Macro et Focus-stacking

La macro-photographie est un monde à part qui offre des résultats suprenants. Cependant elle apporte également son lot de défis techniques. Une scène parfaitement nette nécessite l’usage de techniques particulières. C’est le sujet de cette vidéo et de cette publication.

Il s’agit de la deuxième vidéo de la chaîne SlashBienSur et nous parlons aujourd’hui de macro-photographie. La vidéo présente rapidement les techniques que j’ai utilisées pour produire une photo d’une simple ampoule. Le sujet est simple mais la réalisation du cliché l’est en revanche un peu moins. C’est pourquoi je prends le temps de vous donner un peu plus de détail dans cette publication. Si vous n’avez pas visionné la vidéo je vous invite à le faire puis continuez avec la lecture de cet article.

Note: désolé mais il y a n’y a pas d’image d’illustration pour cet article car je considère la vidéo suffisante 🙂

Idée et composition

Light bulb
Une photo d’une « simple » ampoule.

Avant de discuter technique je pense qu’il est important de rappeler que rien n’est plus important qu’un bon sujet. La technique et le matériel ne sont là que pour fournir un résultat de qualité mais cela ne sert à rien de passer des heures à retoucher une image si celle-ci n’a pas d’intérêt.

Lorsqu’on pense macro on imagine souvent des photos de fleurs ou d’insectes. En ce qui me concerne je suis d’avantage attiré par les images abstraites qu’il est possible de créer en photographiant tout et n’importe quoi. Le moindre objet anodin du quotidien, une fois bien éclairé et photographié suffisamment proche, peut devenir magnifique. Cette ampoule en est un parfait exemple.
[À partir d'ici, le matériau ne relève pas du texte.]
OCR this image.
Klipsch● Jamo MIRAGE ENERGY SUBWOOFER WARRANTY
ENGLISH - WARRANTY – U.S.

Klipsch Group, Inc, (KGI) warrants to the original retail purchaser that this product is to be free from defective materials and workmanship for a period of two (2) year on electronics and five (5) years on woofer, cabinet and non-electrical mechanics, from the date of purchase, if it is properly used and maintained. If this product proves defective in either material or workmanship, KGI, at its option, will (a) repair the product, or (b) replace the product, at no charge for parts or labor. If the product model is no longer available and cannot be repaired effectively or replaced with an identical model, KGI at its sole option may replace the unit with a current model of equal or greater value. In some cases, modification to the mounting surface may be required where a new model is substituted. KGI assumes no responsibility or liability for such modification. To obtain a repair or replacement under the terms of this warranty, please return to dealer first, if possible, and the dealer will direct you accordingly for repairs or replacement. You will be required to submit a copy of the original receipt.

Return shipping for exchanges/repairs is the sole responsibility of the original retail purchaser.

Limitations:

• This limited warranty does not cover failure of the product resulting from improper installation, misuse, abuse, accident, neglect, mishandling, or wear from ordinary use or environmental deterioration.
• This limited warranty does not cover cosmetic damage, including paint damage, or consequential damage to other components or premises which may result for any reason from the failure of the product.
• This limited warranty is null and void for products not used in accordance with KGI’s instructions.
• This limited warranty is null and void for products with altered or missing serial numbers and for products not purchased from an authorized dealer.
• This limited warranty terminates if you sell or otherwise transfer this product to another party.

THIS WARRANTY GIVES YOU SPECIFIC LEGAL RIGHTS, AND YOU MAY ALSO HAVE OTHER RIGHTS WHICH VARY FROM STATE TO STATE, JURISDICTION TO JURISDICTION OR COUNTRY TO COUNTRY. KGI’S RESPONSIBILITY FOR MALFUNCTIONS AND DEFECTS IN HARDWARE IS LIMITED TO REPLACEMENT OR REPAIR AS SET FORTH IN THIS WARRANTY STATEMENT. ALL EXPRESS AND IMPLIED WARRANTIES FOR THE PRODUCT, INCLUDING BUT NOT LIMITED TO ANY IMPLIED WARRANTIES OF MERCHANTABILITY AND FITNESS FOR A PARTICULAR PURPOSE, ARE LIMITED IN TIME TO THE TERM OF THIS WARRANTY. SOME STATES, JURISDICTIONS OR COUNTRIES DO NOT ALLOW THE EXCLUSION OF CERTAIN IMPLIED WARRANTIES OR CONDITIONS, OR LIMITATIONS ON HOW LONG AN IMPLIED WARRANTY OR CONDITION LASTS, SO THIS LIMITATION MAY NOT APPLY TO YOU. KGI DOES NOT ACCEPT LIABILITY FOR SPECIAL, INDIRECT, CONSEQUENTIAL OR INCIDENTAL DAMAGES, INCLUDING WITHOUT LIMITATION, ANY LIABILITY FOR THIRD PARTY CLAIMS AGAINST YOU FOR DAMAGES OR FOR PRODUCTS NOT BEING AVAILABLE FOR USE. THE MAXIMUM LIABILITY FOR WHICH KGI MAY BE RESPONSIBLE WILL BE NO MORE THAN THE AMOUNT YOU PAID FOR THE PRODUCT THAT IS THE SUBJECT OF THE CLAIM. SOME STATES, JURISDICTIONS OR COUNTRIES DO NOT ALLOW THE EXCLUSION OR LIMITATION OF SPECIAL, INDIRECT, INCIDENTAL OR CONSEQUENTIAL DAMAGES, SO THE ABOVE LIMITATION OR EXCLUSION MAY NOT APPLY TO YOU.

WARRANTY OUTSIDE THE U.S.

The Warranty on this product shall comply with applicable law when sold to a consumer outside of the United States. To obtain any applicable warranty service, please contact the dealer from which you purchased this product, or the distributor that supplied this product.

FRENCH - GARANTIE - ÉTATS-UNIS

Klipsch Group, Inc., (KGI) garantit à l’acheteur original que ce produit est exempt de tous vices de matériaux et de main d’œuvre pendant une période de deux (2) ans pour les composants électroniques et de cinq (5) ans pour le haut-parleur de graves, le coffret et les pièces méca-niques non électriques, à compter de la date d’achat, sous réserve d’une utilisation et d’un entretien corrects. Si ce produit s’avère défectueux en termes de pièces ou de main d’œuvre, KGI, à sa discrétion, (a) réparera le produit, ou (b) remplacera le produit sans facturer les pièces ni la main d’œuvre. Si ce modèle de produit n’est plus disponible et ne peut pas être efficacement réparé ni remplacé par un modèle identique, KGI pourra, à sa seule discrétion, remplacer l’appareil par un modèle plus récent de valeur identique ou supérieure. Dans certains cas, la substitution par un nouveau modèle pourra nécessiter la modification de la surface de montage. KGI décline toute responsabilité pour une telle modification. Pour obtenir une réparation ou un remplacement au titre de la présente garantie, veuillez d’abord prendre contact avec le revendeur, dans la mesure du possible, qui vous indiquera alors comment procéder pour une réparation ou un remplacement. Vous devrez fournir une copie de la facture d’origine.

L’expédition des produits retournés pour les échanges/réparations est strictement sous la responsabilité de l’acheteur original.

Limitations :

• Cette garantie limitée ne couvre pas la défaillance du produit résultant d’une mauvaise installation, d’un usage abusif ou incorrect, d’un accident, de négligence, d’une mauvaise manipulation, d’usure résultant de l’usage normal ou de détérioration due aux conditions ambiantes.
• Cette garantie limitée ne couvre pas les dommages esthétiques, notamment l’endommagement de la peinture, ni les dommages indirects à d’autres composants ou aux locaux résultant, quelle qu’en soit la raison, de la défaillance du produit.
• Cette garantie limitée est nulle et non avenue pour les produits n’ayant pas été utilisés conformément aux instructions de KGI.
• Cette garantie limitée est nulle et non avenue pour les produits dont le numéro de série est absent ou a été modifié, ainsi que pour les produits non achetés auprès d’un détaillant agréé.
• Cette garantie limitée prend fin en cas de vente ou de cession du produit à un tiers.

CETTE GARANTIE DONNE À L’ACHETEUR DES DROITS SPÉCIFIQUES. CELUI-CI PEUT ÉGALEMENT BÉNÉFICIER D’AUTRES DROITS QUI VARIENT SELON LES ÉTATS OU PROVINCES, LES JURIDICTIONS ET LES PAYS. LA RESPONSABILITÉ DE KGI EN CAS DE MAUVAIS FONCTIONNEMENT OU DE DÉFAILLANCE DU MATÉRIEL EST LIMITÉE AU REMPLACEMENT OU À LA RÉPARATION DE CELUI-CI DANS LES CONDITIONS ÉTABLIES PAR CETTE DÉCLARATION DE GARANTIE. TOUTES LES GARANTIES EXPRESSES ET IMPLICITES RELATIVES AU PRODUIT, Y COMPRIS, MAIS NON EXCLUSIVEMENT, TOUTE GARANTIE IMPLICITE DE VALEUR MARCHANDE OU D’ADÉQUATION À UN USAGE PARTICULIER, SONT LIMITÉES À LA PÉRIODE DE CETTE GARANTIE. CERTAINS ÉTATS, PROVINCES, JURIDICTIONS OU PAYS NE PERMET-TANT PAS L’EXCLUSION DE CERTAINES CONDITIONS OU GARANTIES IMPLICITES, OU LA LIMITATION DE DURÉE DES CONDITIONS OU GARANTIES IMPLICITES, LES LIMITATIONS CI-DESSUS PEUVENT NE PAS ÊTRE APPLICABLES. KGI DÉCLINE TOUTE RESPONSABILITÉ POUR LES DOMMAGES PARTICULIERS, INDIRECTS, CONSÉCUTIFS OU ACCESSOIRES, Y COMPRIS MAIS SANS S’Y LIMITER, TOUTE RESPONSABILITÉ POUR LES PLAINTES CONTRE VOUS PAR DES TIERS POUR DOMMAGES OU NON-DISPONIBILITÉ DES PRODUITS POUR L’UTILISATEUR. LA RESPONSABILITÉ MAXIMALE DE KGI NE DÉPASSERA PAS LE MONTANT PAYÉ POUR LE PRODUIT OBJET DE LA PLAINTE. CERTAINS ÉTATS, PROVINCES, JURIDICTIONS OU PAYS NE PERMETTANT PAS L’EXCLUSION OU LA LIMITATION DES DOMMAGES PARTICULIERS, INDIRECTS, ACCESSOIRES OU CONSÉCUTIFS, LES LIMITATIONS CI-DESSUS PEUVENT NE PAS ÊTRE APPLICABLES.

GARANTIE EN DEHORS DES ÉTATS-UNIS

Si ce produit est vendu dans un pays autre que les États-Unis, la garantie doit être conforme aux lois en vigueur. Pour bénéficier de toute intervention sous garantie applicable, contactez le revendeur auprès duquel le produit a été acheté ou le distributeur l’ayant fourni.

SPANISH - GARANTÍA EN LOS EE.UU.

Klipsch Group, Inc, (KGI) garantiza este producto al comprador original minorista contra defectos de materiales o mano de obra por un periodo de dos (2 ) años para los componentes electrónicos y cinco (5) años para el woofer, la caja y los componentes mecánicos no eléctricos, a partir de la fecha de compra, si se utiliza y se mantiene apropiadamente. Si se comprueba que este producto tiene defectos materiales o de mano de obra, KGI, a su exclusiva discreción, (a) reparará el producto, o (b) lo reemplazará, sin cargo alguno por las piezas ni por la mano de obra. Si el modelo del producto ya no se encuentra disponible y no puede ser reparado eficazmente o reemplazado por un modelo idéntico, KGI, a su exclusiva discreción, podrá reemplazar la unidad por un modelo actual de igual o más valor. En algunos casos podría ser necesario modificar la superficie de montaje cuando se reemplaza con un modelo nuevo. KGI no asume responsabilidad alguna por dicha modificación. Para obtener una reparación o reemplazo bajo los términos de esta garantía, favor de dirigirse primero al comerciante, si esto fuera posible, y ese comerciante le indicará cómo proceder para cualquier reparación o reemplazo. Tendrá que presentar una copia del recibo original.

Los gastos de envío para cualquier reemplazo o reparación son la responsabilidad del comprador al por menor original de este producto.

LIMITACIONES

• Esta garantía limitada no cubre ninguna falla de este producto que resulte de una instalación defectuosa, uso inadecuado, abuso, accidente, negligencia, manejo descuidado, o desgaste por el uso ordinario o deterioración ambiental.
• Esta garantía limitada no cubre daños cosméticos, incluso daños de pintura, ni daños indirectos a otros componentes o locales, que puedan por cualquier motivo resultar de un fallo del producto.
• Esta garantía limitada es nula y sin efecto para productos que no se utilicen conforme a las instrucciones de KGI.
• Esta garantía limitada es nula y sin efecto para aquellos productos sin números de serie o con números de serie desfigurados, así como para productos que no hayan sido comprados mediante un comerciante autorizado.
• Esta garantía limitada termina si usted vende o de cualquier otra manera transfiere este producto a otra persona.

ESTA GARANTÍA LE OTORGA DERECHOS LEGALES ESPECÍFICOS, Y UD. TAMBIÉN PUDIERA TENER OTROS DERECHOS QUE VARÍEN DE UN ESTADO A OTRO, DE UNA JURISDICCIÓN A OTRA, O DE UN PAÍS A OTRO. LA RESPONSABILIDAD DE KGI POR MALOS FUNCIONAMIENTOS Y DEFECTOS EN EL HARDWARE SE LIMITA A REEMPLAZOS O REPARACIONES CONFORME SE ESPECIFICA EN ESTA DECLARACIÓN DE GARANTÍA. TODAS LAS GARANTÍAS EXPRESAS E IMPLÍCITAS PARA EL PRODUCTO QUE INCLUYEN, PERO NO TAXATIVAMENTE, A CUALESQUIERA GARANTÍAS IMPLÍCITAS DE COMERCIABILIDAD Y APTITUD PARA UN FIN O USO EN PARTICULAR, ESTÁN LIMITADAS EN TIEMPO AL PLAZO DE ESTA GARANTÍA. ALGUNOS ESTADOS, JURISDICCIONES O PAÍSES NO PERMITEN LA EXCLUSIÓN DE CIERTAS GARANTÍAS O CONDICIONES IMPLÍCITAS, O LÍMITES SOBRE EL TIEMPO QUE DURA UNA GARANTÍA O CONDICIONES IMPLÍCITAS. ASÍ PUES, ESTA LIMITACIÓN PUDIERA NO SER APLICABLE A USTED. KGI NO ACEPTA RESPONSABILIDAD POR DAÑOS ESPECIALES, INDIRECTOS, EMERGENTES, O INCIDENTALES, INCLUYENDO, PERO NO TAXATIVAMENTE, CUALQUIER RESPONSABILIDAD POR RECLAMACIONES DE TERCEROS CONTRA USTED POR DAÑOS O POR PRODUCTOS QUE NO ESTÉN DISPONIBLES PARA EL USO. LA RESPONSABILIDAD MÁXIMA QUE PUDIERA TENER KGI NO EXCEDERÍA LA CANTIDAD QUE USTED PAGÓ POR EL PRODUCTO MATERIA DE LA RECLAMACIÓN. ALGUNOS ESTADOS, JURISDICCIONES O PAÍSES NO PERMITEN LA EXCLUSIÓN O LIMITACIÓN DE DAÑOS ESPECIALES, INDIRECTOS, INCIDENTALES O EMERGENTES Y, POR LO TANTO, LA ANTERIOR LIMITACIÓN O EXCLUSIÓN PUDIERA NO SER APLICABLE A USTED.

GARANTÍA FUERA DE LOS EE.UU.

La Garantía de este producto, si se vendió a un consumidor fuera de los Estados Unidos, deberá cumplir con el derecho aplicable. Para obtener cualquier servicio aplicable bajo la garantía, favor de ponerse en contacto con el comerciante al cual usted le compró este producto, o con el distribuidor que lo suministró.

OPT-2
En ce qui concerne la composition il n’y a rien de particulier à signaler. Il y a différentes règles que vous pouvez suivre pour « bien » composer une image mais ce n’est pas le sujet de cet article. Un point cependant que je trouve intéressant c’est le fait que j’ai utilisé deux ampoules intelligentes pour créer un arrière-plan plus contrasté.

J’ai en effet dans mon salon deux ampoules intelligentes LED de couleurs que je peux contrôler avec mon téléphone. En plaçant mon sujet à environ 1m de ces lampes j’ai pû contrôler avec précision la couleur de l’arrière-plan. Ainsi à gauche du tube de l’ampoule vous constaterez que l’image est principalement jaune alors qu’à droite l’arrière-plan prend une teinte orangée. J’ai d’ailleurs essayé différentes combinaisons (vert, bleu, mauve, etc). C’est donc une astuce que je vous conseille d’essayer si vous avez de telles ampoules chez vous.

Le matériel

L’objectif

On dit souvent que le matériel ne compte pas et c’est vrai. Cependant le matériel aide. Dans le cas de cette photo un objectif classique ne m’aurait pas permis de m’approcher autant de l’ampoule et le résultat aurait été très différent.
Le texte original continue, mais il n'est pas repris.